Questa settimana, la prima a casa sola con Anita, senza padre e figlio malati e ipercinetici o moribondi (indovinare a chi vanno i rispettivi aggettivi :-) mi sono collegata parecchio. Tante cose in sospeso da chiudere, ricerche da fare e il piacere di non essere interrotta 100 volte al secondo.
Mi piacerebbe leggere di tutto un po' di più ma una cosa che non riesco a seguire e mi manca molto sono i siti che affrontano le questioni di genere. Quello a cui farò riferimento a breve, Lipperatura, non appartiene alla categoria, non esplicitamente almeno, ma ne scrive spesso e molto bene. Tra l'altro l'autrice è la conduttrice radiofonica Loredana Lipperini, che seguo via radio, il pomeriggio, quando posso, a Fahrenheit.

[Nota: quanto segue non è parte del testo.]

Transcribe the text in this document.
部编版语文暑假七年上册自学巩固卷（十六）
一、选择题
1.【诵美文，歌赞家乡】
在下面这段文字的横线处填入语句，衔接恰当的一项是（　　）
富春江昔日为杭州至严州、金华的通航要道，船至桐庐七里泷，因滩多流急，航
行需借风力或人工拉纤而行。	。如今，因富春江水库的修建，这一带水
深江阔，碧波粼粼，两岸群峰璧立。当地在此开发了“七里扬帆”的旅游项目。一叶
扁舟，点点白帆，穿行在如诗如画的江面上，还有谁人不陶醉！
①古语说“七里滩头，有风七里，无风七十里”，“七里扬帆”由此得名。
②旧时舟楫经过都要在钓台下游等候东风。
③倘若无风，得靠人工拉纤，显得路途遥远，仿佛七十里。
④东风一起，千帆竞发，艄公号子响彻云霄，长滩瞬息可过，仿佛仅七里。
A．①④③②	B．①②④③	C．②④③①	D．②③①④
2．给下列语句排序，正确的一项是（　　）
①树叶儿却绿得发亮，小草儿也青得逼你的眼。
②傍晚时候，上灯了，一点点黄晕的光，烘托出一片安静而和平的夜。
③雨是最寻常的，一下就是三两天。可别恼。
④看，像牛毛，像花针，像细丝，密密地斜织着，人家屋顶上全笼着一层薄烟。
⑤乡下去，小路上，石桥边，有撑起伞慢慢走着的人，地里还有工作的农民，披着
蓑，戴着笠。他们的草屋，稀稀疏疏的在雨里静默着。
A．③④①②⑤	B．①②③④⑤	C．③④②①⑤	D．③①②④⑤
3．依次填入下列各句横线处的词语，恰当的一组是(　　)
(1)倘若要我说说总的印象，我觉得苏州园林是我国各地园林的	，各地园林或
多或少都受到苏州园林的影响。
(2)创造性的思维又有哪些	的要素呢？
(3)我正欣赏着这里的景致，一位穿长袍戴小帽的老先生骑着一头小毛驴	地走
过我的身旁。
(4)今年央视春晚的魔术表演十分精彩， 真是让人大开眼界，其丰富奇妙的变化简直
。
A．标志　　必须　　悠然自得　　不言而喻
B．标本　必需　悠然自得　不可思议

Ma stamattina mi sono soffermata sull'ultimo articolo del suo blog e non potevo non citarlo.
Si intitola Lasagne, sottotitolo A proposito di modelli e di maternità (...).. Lipperini scrive riferendosi a un articolo uscito oggi su Repubblica, che riporta i risultati di un'inchiesta del Wall Street Journal, che ha messo a confronto i tanti modelli proposti alle donne dal mercato editoriale, in particolare per quelli dedicati alle madri. Risulta che quelle italiane sono e rimangono "senza eguali al mondo". Si cita, come da manuale, "l´invidia per i manicaretti che cucinava la madre italo-americana di un (...) amico d´infanzia [dell'autore dell'articolo]". Eh, vedi che si casca sempre su le tette, i bei fianchi, riempire la panza e poco altro?
"L´eccellenza italica rischia però di essere un cliché e forse una trappola.". Sono d'accordo, anche perché non considero la ricchezza di ricette regionali e la bravura delle donne italiane in cucina ragione d'eccellenza, sono altri gli standard per cui vorrei il nostro paese fosse conosciuto e stimato (letteratura, arte, politica, scienza ecc).
Seguono citazioni di studiose, intellettuali, blogger italiane che a vario titolo si occupano di maternità che rifiutano questa identificazione "mamma italiana uguale accudimento uguale manicaretti uguale la preferita in assoluto", che mi trovano tutte d'accordo.
Io. Quando è nato Giovanni ho continuato a cucinare a tutto spiano perché adoro farlo, appena ho potuto sono tornata a indossare i tacchi e le gonne aderenti e non ho mai rinunciato al rossetto rosso e a cercare lo sguardo di ammirazione di mio marito (che viene raramente, ma questa è un'altra storia). E ora che c'è Anita ho intenzione di fare lo stesso, certo, con le energie che mi rimangono dall'avere una figlia in più, tre anni quasi di corse ecc. E con entrambi cerco di essere tanto dolce quanto severa, ambiziosa quanto rispettosa, di programmare e improvvisare. Insomma, non ho schemi di comportamento che considero "italiani" ma faccio quel che posso con quel che ho.
Ad esempio credo che se molte donne (famiglie) italiane potessero avere un asilo nido a disposizione vicino a casa, da pagare a un prezzo corretto, si assisterebbe a una naturale emancipazione di molte donne che fuori casa e con uno stipendio maturerebbero certamente l'autonomia fisica e mentale che molte investono, loro malgrado, in cura della famiglia. Altro che "naturale passione per la cura dei figli". E io intanto sono di nuovo a casa per scadenza ennesimo contratto, tanto per dire che so di cosa parlo.
Oppure se si assistesse ad una programmazione della Rai che invece di dar tanto spazio all'inguine superdepilato e decorato da farfalle di una show girl (vedi Sanremo 2012) magari mi proponesse qualche programma sull'eccellenza, quella si, delle scienziate italiane, o sui percorsi di emancipazione femminile in Italia, o su un Report qualunque, moltiplicato per tante trasmissioni. Ma qui mi interessa meno, avendo rinunciato alla TV.
Quel che intendo è che non mi riconosco nemmeno io nella categoria citata. Andrò a leggere l'articolo e se necessario aggiungerò qualche commento, ma per ora mi sembra che sia sempre la solita storia: di mammà ce n'è una sola ecc ecc.
Ma quando mai? Io voglio parlare per me.